Leadership is a complex art. The list of skills and attributes an effective leader must possess is innumerable. There are some things a leader must do, including answering these three questions.
Where Are We Going
A leader has to provide a vision. Part of that vision has to include an idea about where the organization is now and where she is leading it.
If you aren’t going anywhere, you really don’t need a leader. If you are going from where you are to someplace better, you want a leader with an idea as to where that better place is and how you can get there.
The best leaders relentlessly reiterate their vision for the future state to which they are guiding their organization.
Why Are We Going There
Great leaders don’t make change for the sake of making change. They’ve done the work to know exactly why they have chosen the future they’re moving towards and what it means to the organization.
If you are leaving the warm comfort of the status quo, you need to know why you are doing so. What do you risk by staying where you are and doing what you are doing?
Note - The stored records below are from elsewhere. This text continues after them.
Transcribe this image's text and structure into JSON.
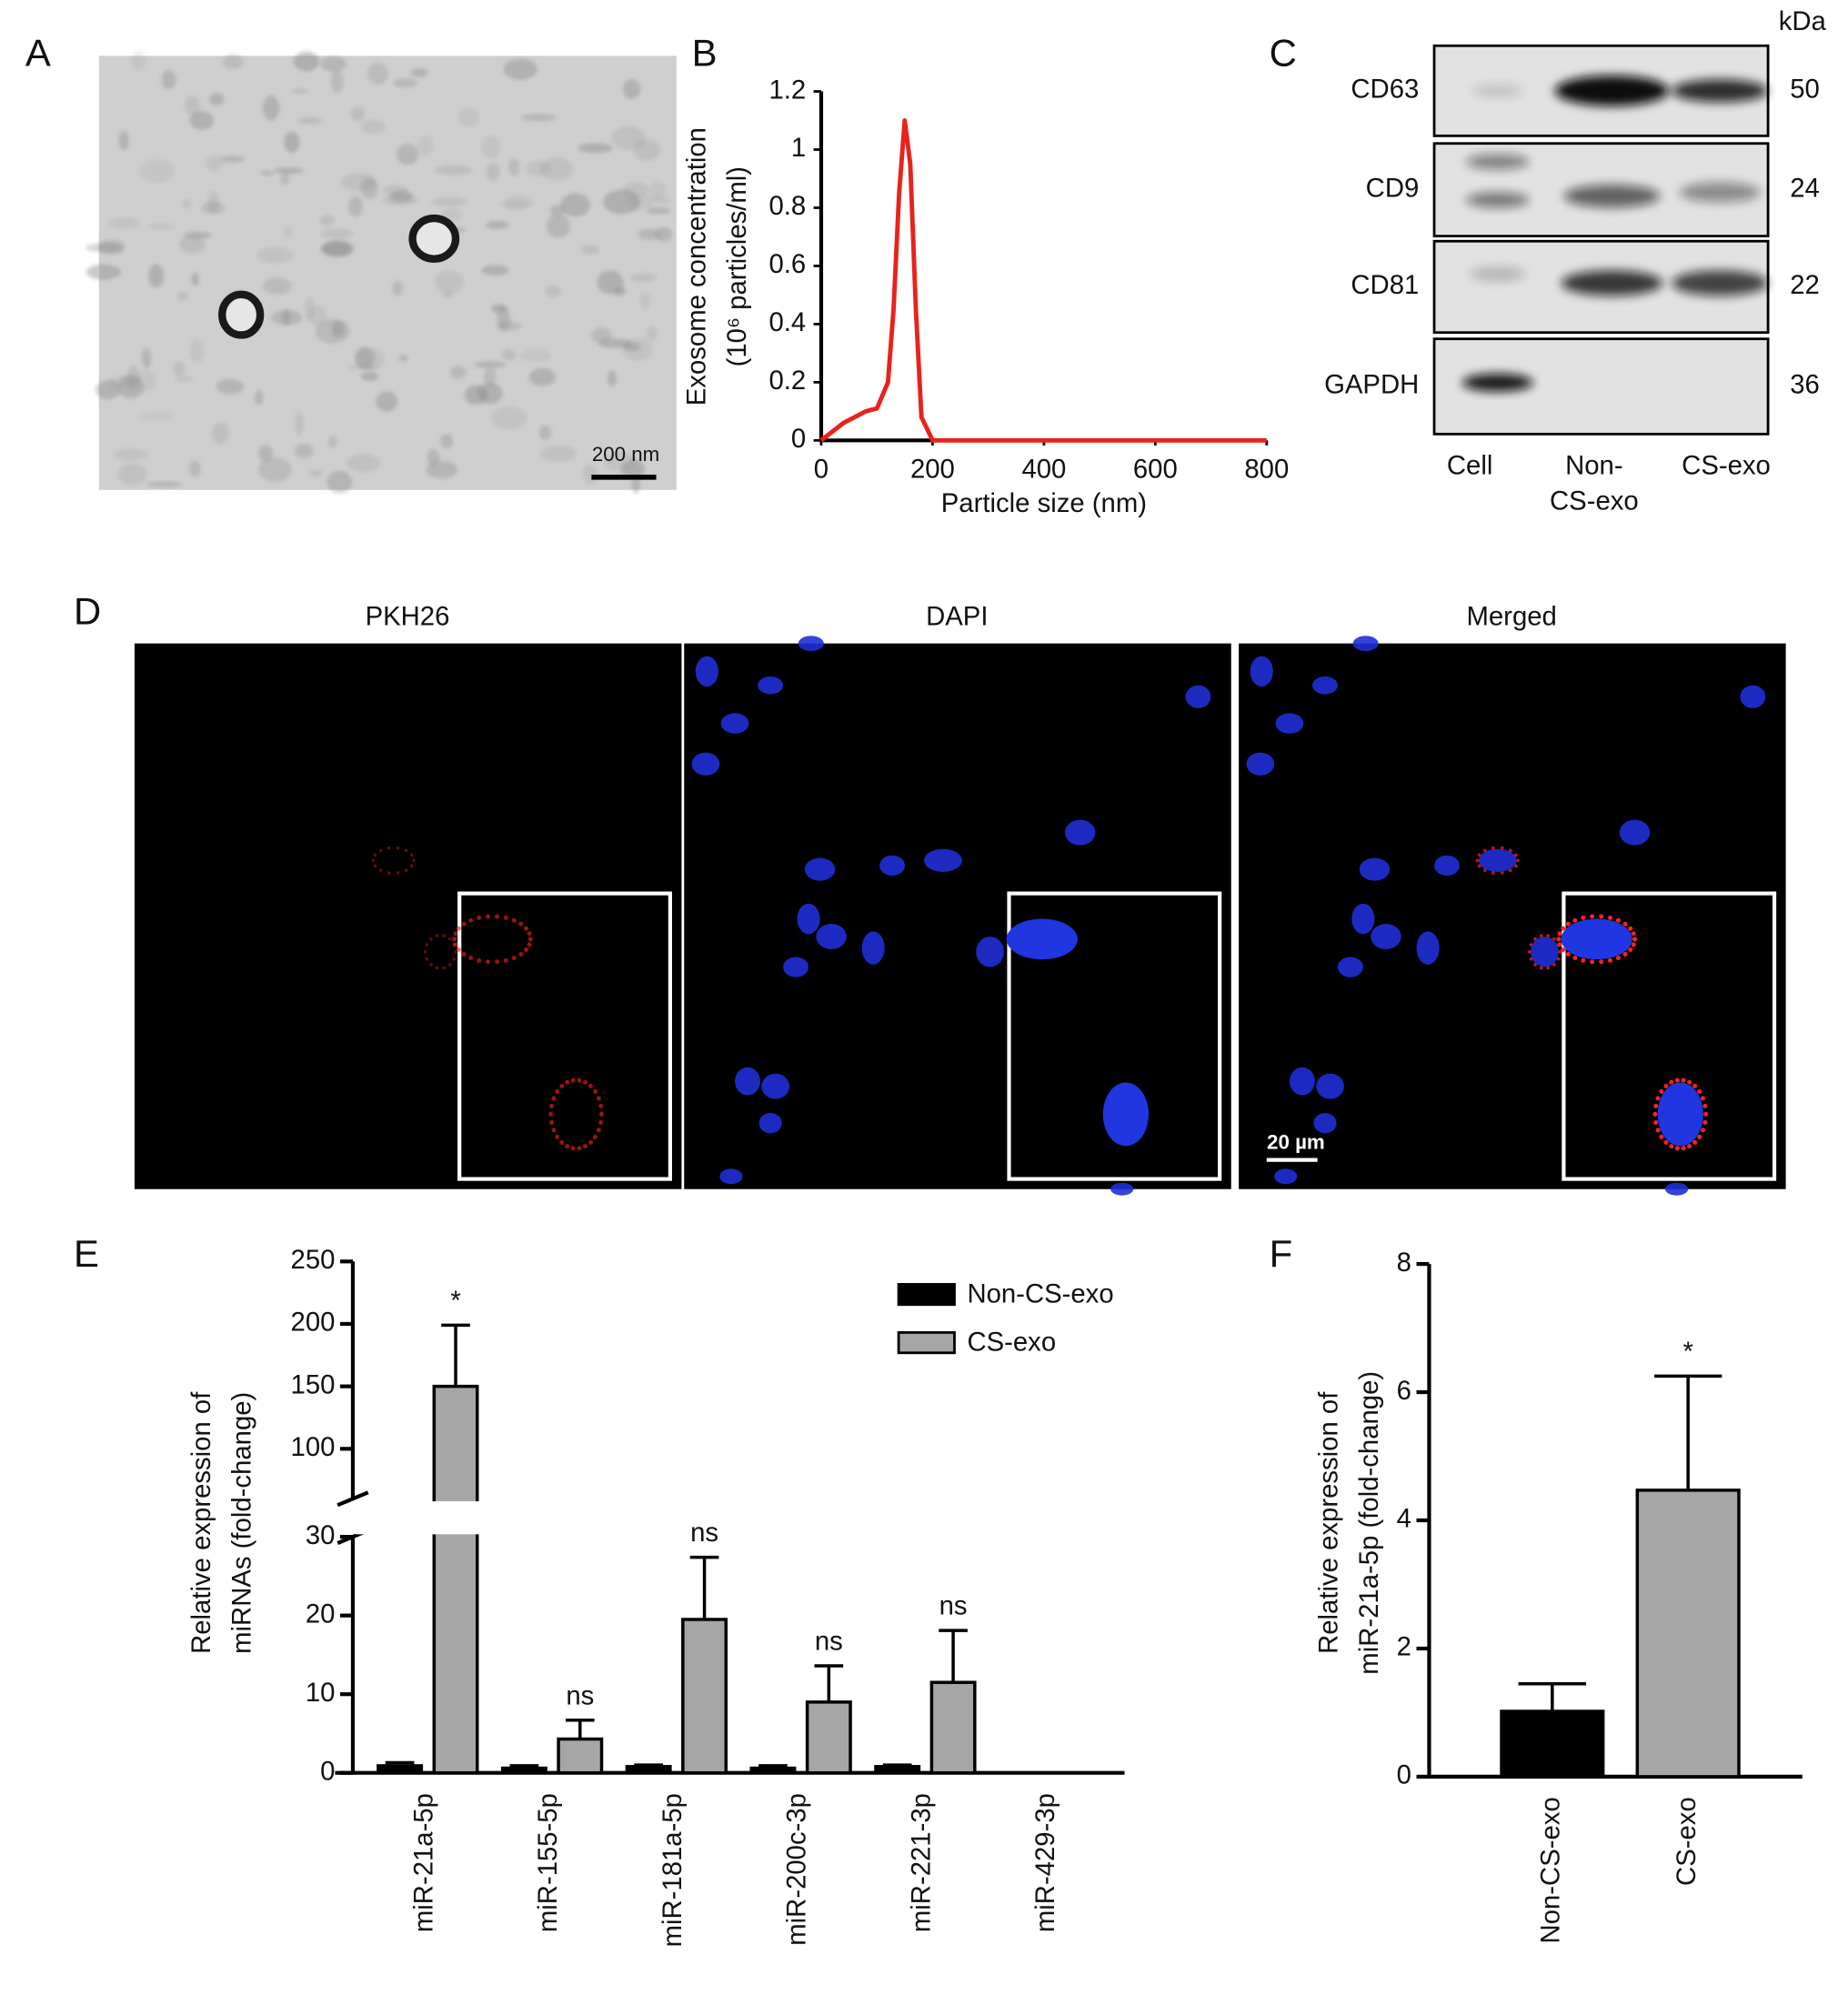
{
  "panels": {
    "A": {
      "label": "A",
      "scale_bar": "200 nm"
    },
    "C": {
      "label": "C",
      "unit": "kDa",
      "proteins": [
        "CD63",
        "CD9",
        "CD81",
        "GAPDH"
      ],
      "kda": [
        50,
        24,
        22,
        36
      ],
      "lanes": [
        [
          "Cell"
        ],
        [
          "Non-",
          "CS-exo"
        ],
        [
          "CS-exo"
        ]
      ]
    },
    "D": {
      "label": "D",
      "titles": [
        "PKH26",
        "DAPI",
        "Merged"
      ],
      "scale_bar": "20 µm"
    }
  },
  "chart_data": [
    {
      "type": "line",
      "panel": "B",
      "xlabel": "Particle size (nm)",
      "ylabel": [
        "Exosome concentration",
        "(10⁶ particles/ml)"
      ],
      "x": [
        0,
        20,
        40,
        60,
        80,
        100,
        120,
        130,
        140,
        150,
        160,
        170,
        180,
        200,
        800
      ],
      "values": [
        0,
        0.03,
        0.06,
        0.08,
        0.1,
        0.11,
        0.2,
        0.45,
        0.85,
        1.1,
        0.95,
        0.45,
        0.08,
        0,
        0
      ],
      "color": "#e8231c",
      "xlim": [
        0,
        800
      ],
      "xticks": [
        0,
        200,
        400,
        600,
        800
      ],
      "ylim": [
        0,
        1.2
      ],
      "yticks": [
        0,
        0.2,
        0.4,
        0.6,
        0.8,
        1,
        1.2
      ]
    },
    {
      "type": "bar",
      "panel": "E",
      "ylabel": [
        "Relative expression of",
        "miRNAs (fold-change)"
      ],
      "categories": [
        "miR-21a-5p",
        "miR-155-5p",
        "miR-181a-5p",
        "miR-200c-3p",
        "miR-221-3p",
        "miR-429-3p"
      ],
      "series": [
        {
          "name": "Non-CS-exo",
          "color": "#000000",
          "values": [
            0.9,
            0.6,
            0.8,
            0.6,
            0.8,
            0
          ],
          "errors": [
            0.4,
            0.3,
            0.2,
            0.3,
            0.2,
            0
          ]
        },
        {
          "name": "CS-exo",
          "color": "#a6a6a6",
          "values": [
            150,
            4.3,
            19.5,
            9,
            11.5,
            0
          ],
          "errors": [
            49,
            2.4,
            7.9,
            4.6,
            6.6,
            0
          ]
        }
      ],
      "annotations": [
        "*",
        "ns",
        "ns",
        "ns",
        "ns",
        null
      ],
      "ylim": [
        0,
        250
      ],
      "y_break": [
        30,
        60
      ],
      "yticks": [
        0,
        10,
        20,
        30,
        100,
        150,
        200,
        250
      ]
    },
    {
      "type": "bar",
      "panel": "F",
      "ylabel": [
        "Relative expression of",
        "miR-21a-5p (fold-change)"
      ],
      "categories": [
        "Non-CS-exo",
        "CS-exo"
      ],
      "values": [
        1.02,
        4.47
      ],
      "errors": [
        0.43,
        1.78
      ],
      "colors": [
        "#000000",
        "#a6a6a6"
      ],
      "annotations": [
        null,
        "*"
      ],
      "ylim": [
        0,
        8
      ],
      "yticks": [
        0,
        2,
        4,
        6,
        8
      ]
    }
  ]
}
What do you gain by capturing the new future that you can’t already gain by staying put?
The best leaders tell stories that answer the question, “Why?”
Who Will We Become
When you change, you become someone different, something different. But what is it that we are becoming? Effective leaders explain how the organization–and the individuals that make up that organization–will be changed.
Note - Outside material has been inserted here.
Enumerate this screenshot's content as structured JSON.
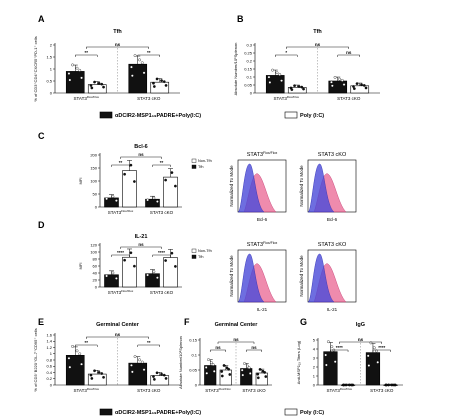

When leaders ask the organization to change, they are asking the individuals to change. The leader is asking for the individuals to adopt a new set of beliefs, a new set of behaviors, and a new set of skills.
The leader answers the question, “Who will I become by changing?”
If you are a leader, you need to answer these questions as often as you can. In every speech, email, or individual conversation, you have to make the answers to these questions known, until you reach your goals and set on a new path.